紀州熊野の「霊湯」とはどこの温泉でしょうか。私は「湯の峰温泉」だと思います。湯の峰温泉には「小栗判官の蘇生伝説」があります。「相模国の小栗判官は、関東一の美人といわれた照手姫と婚約したが、照手姫の父親の横山の怒りに触れ、毒殺される。閻魔大王により地上界に戻されるものの、「餓鬼」?の姿となった小栗は、藤沢遊行寺(時宗)の大空上人や多くの人の手を借りて湯の峰温泉に至り、「つぼ湯」に四十九日間入り、ついに蘇生した」という伝説です。

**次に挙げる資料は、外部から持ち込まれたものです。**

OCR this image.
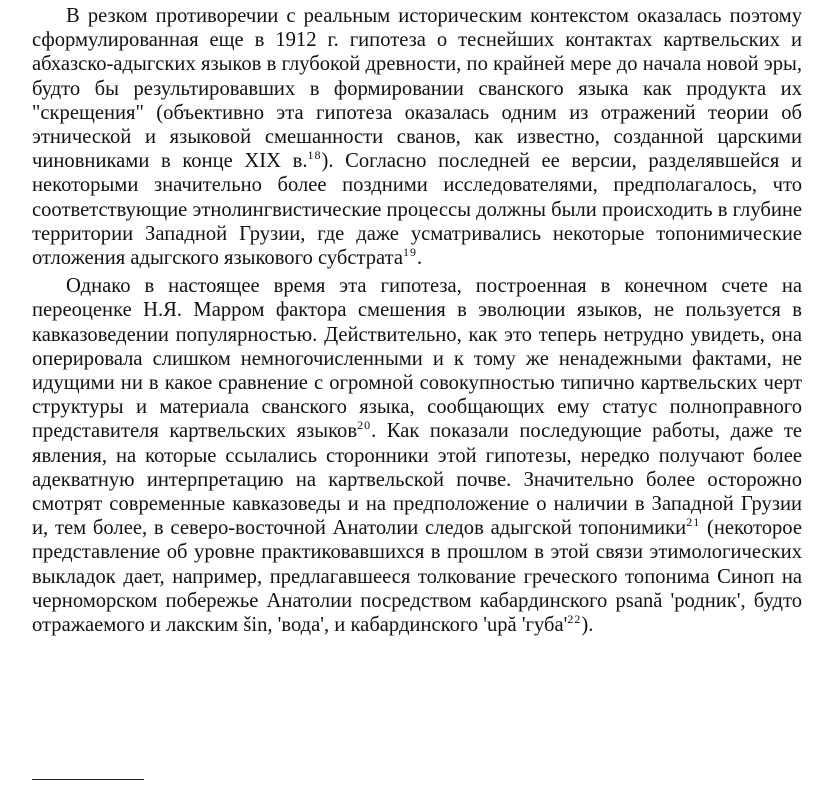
В резком противоречии с реальным историческим контекстом оказалась поэтому сформулированная еще в 1912 г. гипотеза о теснейших контактах картвельских и абхазско-адыгских языков в глубокой древности, по крайней мере до начала новой эры, будто бы результировавших в формировании сванского языка как продукта их "скрещения" (объективно эта гипотеза оказалась одним из отражений теории об этнической и языковой смешанности сванов, как известно, созданной царскими чиновниками в конце XIX в.$^{18}$). Согласно последней ее версии, разделявшейся и некоторыми значительно более поздними исследователями, предполагалось, что соответствующие этнолингвистические процессы должны были происходить в глубине территории Западной Грузии, где даже усматривались некоторые топонимические отложения адыгского языкового субстрата$^{19}$.

Однако в настоящее время эта гипотеза, построенная в конечном счете на переоценке Н.Я. Марром фактора смешения в эволюции языков, не пользуется в кавказоведении популярностью. Действительно, как это теперь нетрудно увидеть, она оперировала слишком немногочисленными и к тому же ненадежными фактами, не идущими ни в какое сравнение с огромной совокупностью типично картвельских черт структуры и материала сванского языка, сообщающих ему статус полноправного представителя картвельских языков$^{20}$. Как показали последующие работы, даже те явления, на которые ссылались сторонники этой гипотезы, нередко получают более адекватную интерпретацию на картвельской почве. Значительно более осторожно смотрят современные кавказоведы и на предположение о наличии в Западной Грузии и, тем более, в северо-восточной Анатолии следов адыгской топонимики$^{21}$ (некоторое представление об уровне практиковавшихся в прошлом в этой связи этимологических выкладок дает, например, предлагавшееся толкование греческого топонима Синоп на черноморском побережье Анатолии посредством кабардинского psană 'родник', будто отражаемого и лакским šin, 'вода', и кабардинского 'upă '$губа'^{22}$).
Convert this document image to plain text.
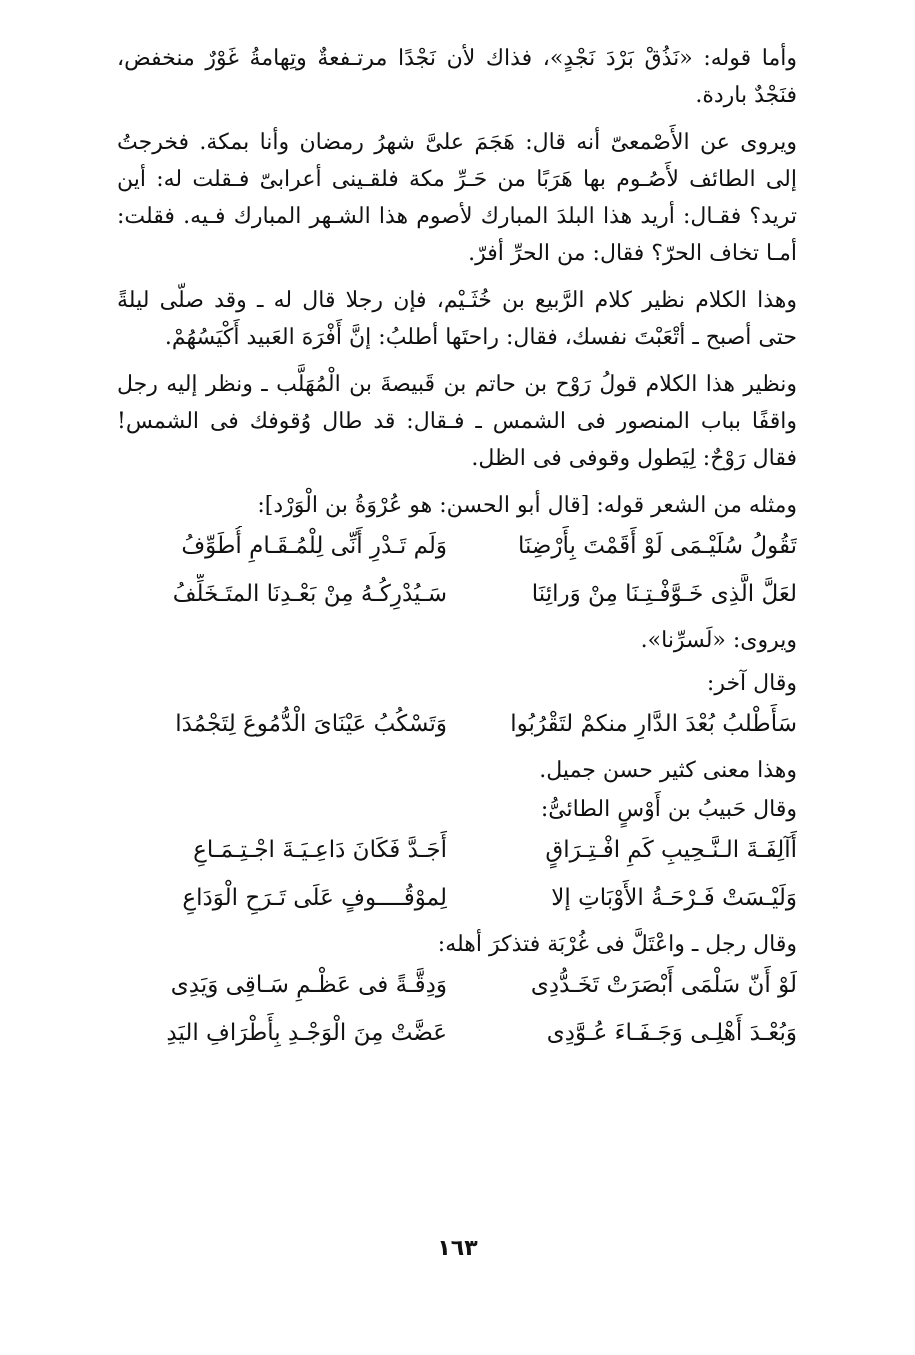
وأما قوله: «نَذُقْ بَرْدَ نَجْدٍ»، فذاك لأن نَجْدًا مرتـفعةٌ وتِهامةُ غَوْرٌ منخفض، فنَجْدٌ باردة.

ويروى عن الأَصْمعىّ أنه قال: هَجَمَ علىَّ شهرُ رمضان وأنا بمكة. فخرجتُ إلى الطائف لأَصُـوم بها هَرَبًا من حَـرِّ مكة فلقـينى أعرابىّ فـقلت له: أين تريد؟ فقـال: أريد هذا البلدَ المبارك لأصوم هذا الشـهر المبارك فـيه. فقلت: أمـا تخاف الحرّ؟ فقال: من الحرِّ أفرّ.

وهذا الكلام نظير كلام الرَّبيع بن خُثَـيْم، فإن رجلا قال له ـ وقد صلّى ليلةً حتى أصبح ـ أتْعَبْتَ نفسك، فقال: راحتَها أطلبُ: إنَّ أَفْرَهَ العَبيد أَكْيَسُهُمْ.

ونظير هذا الكلام قولُ رَوْح بن حاتم بن قَبيصةَ بن الْمُهَلَّب ـ ونظر إليه رجل واقفًا بباب المنصور فى الشمس ـ فـقال: قد طال وُقوفك فى الشمس! فقال رَوْحٌ: لِيَطول وقوفى فى الظل.

ومثله من الشعر قوله: [قال أبو الحسن: هو عُرْوَةُ بن الْوَرْد]:

تَقُولُ سُلَيْـمَى لَوْ أَقَمْتَ بِأَرْضِنَا
وَلَم تَـدْرِ أَنِّى لِلْمُـقَـامِ أُطَوِّفُ
لعَلَّ الَّذِى خَـوَّفْـتِـنَا مِنْ وَرائِنَا
سَـيُدْرِكُـهُ مِنْ بَعْـدِنَا المتَـخَلِّفُ

ويروى: «لَسرِّنا».

وقال آخر:

سَأَطْلبُ بُعْدَ الدَّارِ منكمْ لتَقْرُبُوا
وَتَسْكُبُ عَيْنَاىَ الْدُّمُوعَ لِتَجْمُدَا

وهذا معنى كثير حسن جميل.

وقال حَبيبُ بن أَوْسٍ الطائىُّ:

أَآلِفَـةَ الـنَّـحِيبِ كَمِ افْـتِـرَاقٍ
أَجَـدَّ فَكَانَ دَاعِـيَـةَ اجْـتِـمَـاعِ
وَلَيْـسَتْ فَـرْحَـةُ الأَوْبَاتِ إلا
لِموْقُــــوفٍ عَلَى تَـرَحِ الْوَدَاعِ

وقال رجل ـ واعْتَلَّ فى غُرْبَة فتذكرَ أهله:

لَوْ أَنّ سَلْمَى أَبْصَرَتْ تَخَـدُّدِى
وَدِقَّـةً فى عَظْـمِ سَـاقِى وَيَدِى
وَبُعْـدَ أَهْلِـى وَجَـفَـاءَ عُـوَّدِى
عَضَّتْ مِنَ الْوَجْـدِ بِأَطْرَافِ اليَدِ
١٦٣
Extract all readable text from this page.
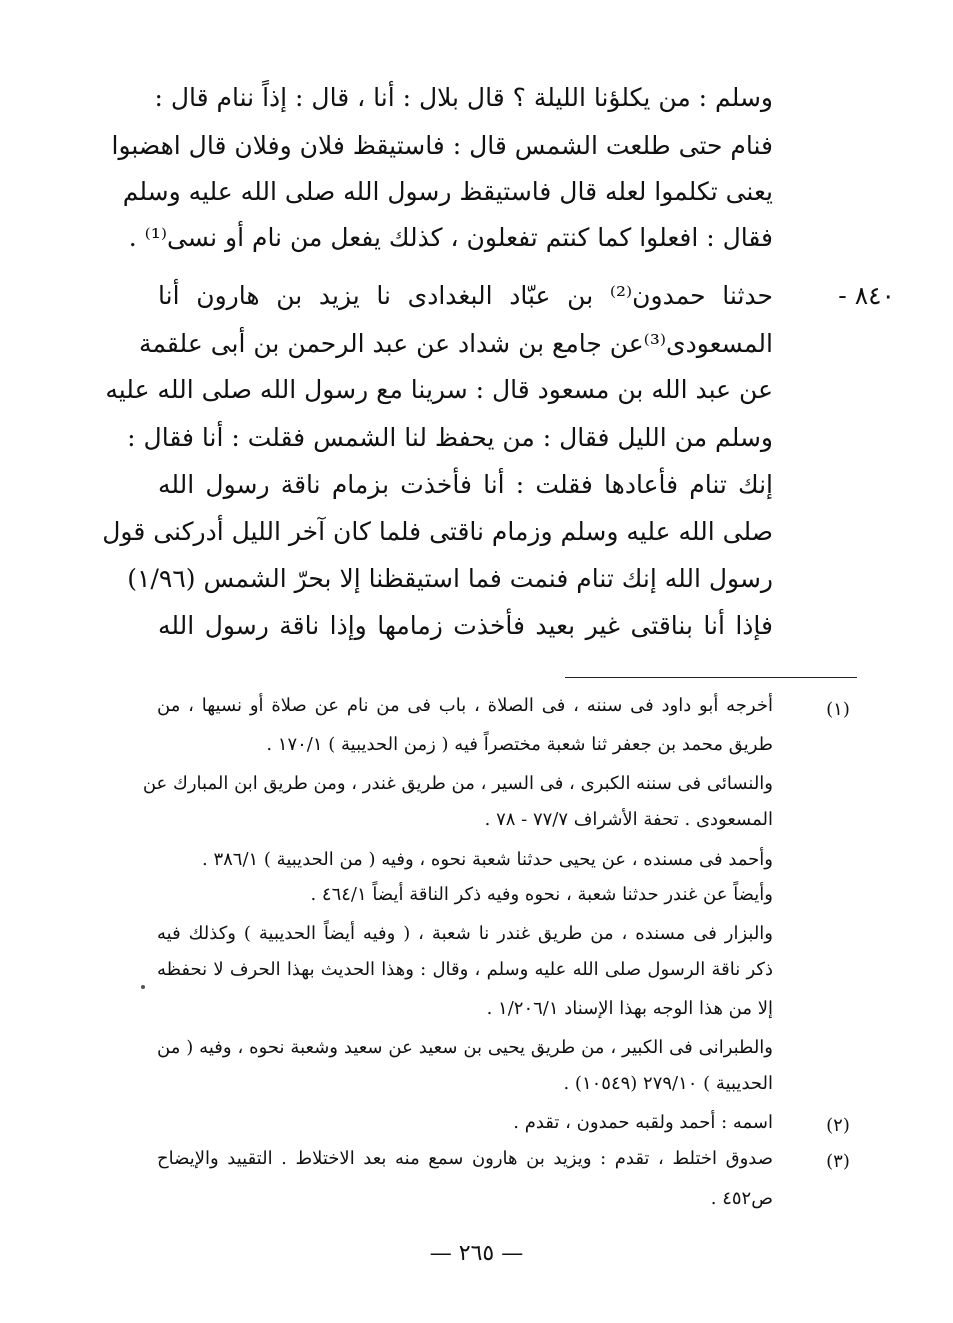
وسلم : من يكلؤنا الليلة ؟ قال بلال : أنا ، قال : إذاً ننام قال :
فنام حتى طلعت الشمس قال : فاستيقظ فلان وفلان قال اهضبوا
يعنى تكلموا لعله قال فاستيقظ رسول الله صلى الله عليه وسلم
فقال : افعلوا كما كنتم تفعلون ، كذلك يفعل من نام أو نسى⁽¹⁾ .
٨٤٠ -
حدثنا حمدون⁽²⁾ بن عبّاد البغدادى نا يزيد بن هارون أنا
المسعودى⁽³⁾عن جامع بن شداد عن عبد الرحمن بن أبى علقمة
عن عبد الله بن مسعود قال : سرينا مع رسول الله صلى الله عليه
وسلم من الليل فقال : من يحفظ لنا الشمس فقلت : أنا فقال :
إنك تنام فأعادها فقلت : أنا فأخذت بزمام ناقة رسول الله
صلى الله عليه وسلم وزمام ناقتى فلما كان آخر الليل أدركنى قول
رسول الله إنك تنام فنمت فما استيقظنا إلا بحرّ الشمس (١/٩٦)
فإذا أنا بناقتى غير بعيد فأخذت زمامها وإذا ناقة رسول الله
(١)
أخرجه أبو داود فى سننه ، فى الصلاة ، باب فى من نام عن صلاة أو نسيها ، من
طريق محمد بن جعفر ثنا شعبة مختصراً فيه ( زمن الحديبية ) ١٧٠/١ .
والنسائى فى سننه الكبرى ، فى السير ، من طريق غندر ، ومن طريق ابن المبارك عن
المسعودى . تحفة الأشراف ٧٧/٧ - ٧٨ .
وأحمد فى مسنده ، عن يحيى حدثنا شعبة نحوه ، وفيه ( من الحديبية ) ٣٨٦/١ .
وأيضاً عن غندر حدثنا شعبة ، نحوه وفيه ذكر الناقة أيضاً ٤٦٤/١ .
والبزار فى مسنده ، من طريق غندر نا شعبة ، ( وفيه أيضاً الحديبية ) وكذلك فيه
ذكر ناقة الرسول صلى الله عليه وسلم ، وقال : وهذا الحديث بهذا الحرف لا نحفظه
إلا من هذا الوجه بهذا الإسناد ١/٢٠٦/١ .
والطبرانى فى الكبير ، من طريق يحيى بن سعيد عن سعيد وشعبة نحوه ، وفيه ( من
الحديبية ) ٢٧٩/١٠ (١٠٥٤٩) .
(٢)
اسمه : أحمد ولقبه حمدون ، تقدم .
(٣)
صدوق اختلط ، تقدم : ويزيد بن هارون سمع منه بعد الاختلاط . التقييد والإيضاح
ص٤٥٢ .
— ٢٦٥ —
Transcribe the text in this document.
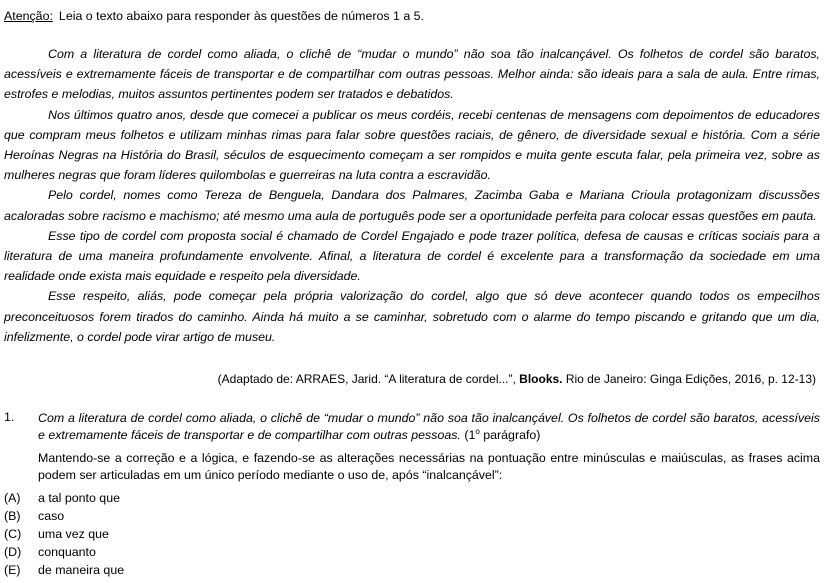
Atenção: Leia o texto abaixo para responder às questões de números 1 a 5.

Com a literatura de cordel como aliada, o clichê de “mudar o mundo” não soa tão inalcançável. Os folhetos de cordel são baratos, acessíveis e extremamente fáceis de transportar e de compartilhar com outras pessoas. Melhor ainda: são ideais para a sala de aula. Entre rimas, estrofes e melodias, muitos assuntos pertinentes podem ser tratados e debatidos.

Nos últimos quatro anos, desde que comecei a publicar os meus cordéis, recebi centenas de mensagens com depoimentos de educadores que compram meus folhetos e utilizam minhas rimas para falar sobre questões raciais, de gênero, de diversidade sexual e história. Com a série Heroínas Negras na História do Brasil, séculos de esquecimento começam a ser rompidos e muita gente escuta falar, pela primeira vez, sobre as mulheres negras que foram líderes quilombolas e guerreiras na luta contra a escravidão.

Pelo cordel, nomes como Tereza de Benguela, Dandara dos Palmares, Zacimba Gaba e Mariana Crioula protagonizam discussões acaloradas sobre racismo e machismo; até mesmo uma aula de português pode ser a oportunidade perfeita para colocar essas questões em pauta.

Esse tipo de cordel com proposta social é chamado de Cordel Engajado e pode trazer política, defesa de causas e críticas sociais para a literatura de uma maneira profundamente envolvente. Afinal, a literatura de cordel é excelente para a transformação da sociedade em uma realidade onde exista mais equidade e respeito pela diversidade.

Esse respeito, aliás, pode começar pela própria valorização do cordel, algo que só deve acontecer quando todos os empecilhos preconceituosos forem tirados do caminho. Ainda há muito a se caminhar, sobretudo com o alarme do tempo piscando e gritando que um dia, infelizmente, o cordel pode virar artigo de museu.

(Adaptado de: ARRAES, Jarid. “A literatura de cordel...”, Blooks. Rio de Janeiro: Ginga Edições, 2016, p. 12-13)
1. Com a literatura de cordel como aliada, o clichê de “mudar o mundo” não soa tão inalcançável. Os folhetos de cordel são baratos, acessíveis e extremamente fáceis de transportar e de compartilhar com outras pessoas. (1$^o$ parágrafo)
Mantendo-se a correção e a lógica, e fazendo-se as alterações necessárias na pontuação entre minúsculas e maiúsculas, as frases acima podem ser articuladas em um único período mediante o uso de, após “inalcançável”:
(A) a tal ponto que
(B) caso
(C) uma vez que
(D) conquanto
(E) de maneira que
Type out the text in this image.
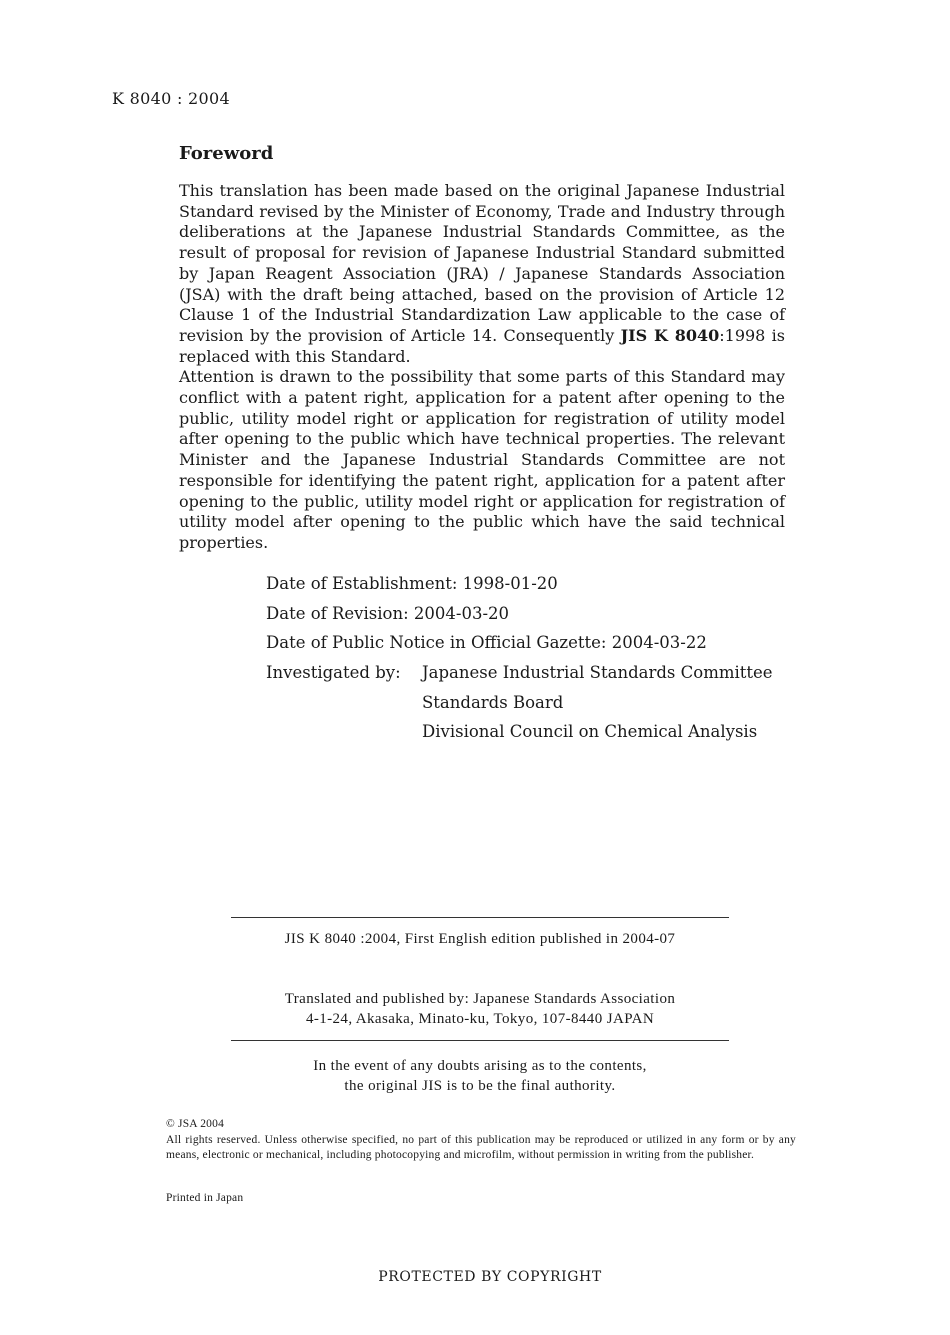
K 8040 : 2004
Foreword

This translation has been made based on the original Japanese Industrial Standard revised by the Minister of Economy, Trade and Industry through deliberations at the Japanese Industrial Standards Committee, as the result of proposal for revision of Japanese Industrial Standard submitted by Japan Reagent Association (JRA) / Japanese Standards Association (JSA) with the draft being attached, based on the provision of Article 12 Clause 1 of the Industrial Standardization Law applicable to the case of revision by the provision of Article 14. Consequently JIS K 8040:1998 is replaced with this Standard.

Attention is drawn to the possibility that some parts of this Standard may conflict with a patent right, application for a patent after opening to the public, utility model right or application for registration of utility model after opening to the public which have technical properties. The relevant Minister and the Japanese Industrial Standards Committee are not responsible for identifying the patent right, application for a patent after opening to the public, utility model right or application for registration of utility model after opening to the public which have the said technical properties.

Date of Establishment: 1998-01-20
Date of Revision: 2004-03-20
Date of Public Notice in Official Gazette: 2004-03-22
Investigated by:	Japanese Industrial Standards Committee
Standards Board
Divisional Council on Chemical Analysis
JIS K 8040 :2004, First English edition published in 2004-07
Translated and published by: Japanese Standards Association
4-1-24, Akasaka, Minato-ku, Tokyo, 107-8440 JAPAN
In the event of any doubts arising as to the contents,
the original JIS is to be the final authority.
© JSA 2004
All rights reserved. Unless otherwise specified, no part of this publication may be reproduced or utilized in any form or by any means, electronic or mechanical, including photocopying and microfilm, without permission in writing from the publisher.
Printed in Japan
PROTECTED BY COPYRIGHT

湯の峰温泉は今でも効能の高い、皮膚病にも効く湯治温泉として関西随一と言われています。湯の峰温泉の「つぼ湯」の隣には薬師如来様をご本尊とする東光寺があります。虫生の長者は、湯の峰温泉で湯治し、熊野本宮大社様(当時の名称は「熊野坐神社」)に参籠したのだろうと推測いたします。ちなみに、一遍上人は熊野本宮大社に参籠し、お告げを受けて悟りを得て、時宗を開きました。また、和泉式部は、熊野権現様から「もろともに塵にまじはる神なれば月のさわりもなにかくるしき」とのお告げをいただきました。現代とは「常識」の異なる平安時代ですが、「和光同塵」の言葉通り、当時から分け隔てなく、すべてを受け入れた熊野権現様と熊野信仰を象徴する逸話として有名で、私も好きな言い伝えです。熊野信仰を広めた時宗が遠州国府の見付に縁が深いこと、遠州の山岳仏教に熊野修験が影響を与えたことも、虫生温泉の開湯に関係があるかもしれません。

大平は、元は「御湯平」と呼ばれ、天平時代から鉱泉が湧いていたと言われます。今も湯沢には鉱泉が滾々と湧いています。地元の伝承によれば行基僧正や徳川家康公も「湯沢の湯」に入ったとのこと。徳川家康公が浜松に在城した天正年間、浜松城から最も近い湯治場は大平温泉と虫生温泉だったと考えられます。武田信玄や上杉謙信、豊臣秀吉など多くの戦国武将が温泉で身体を癒しました。家康公も熱海の湯を江戸まで運ばせるほど温泉好きでしたから、度々、二つの温泉を訪れたと推測いたします。伝承では、徳川家康公が「御湯平」を「大平」に改名したとのこと。「武田信玄の隠し湯」と言われる温泉もありますが、家康公は「御湯平」から「大平」へと改名して、温泉の存在を隠したかったのかもしれません。御湯平は「家康公のかくし湯」ではないでしょうか!?虫生温泉は鉱泉を沸かして入ったため、「蒸し湯」→「虫生」になったと言われますが、ひょっとしたら、この改名にも家康公が関係しているかもしれません。いずれにしても、これほどの歴史と伝承を持つ温泉は県西部では稀です。二つの温泉が再び湯治場として復活してほしいと思うのは私だけでしょうか。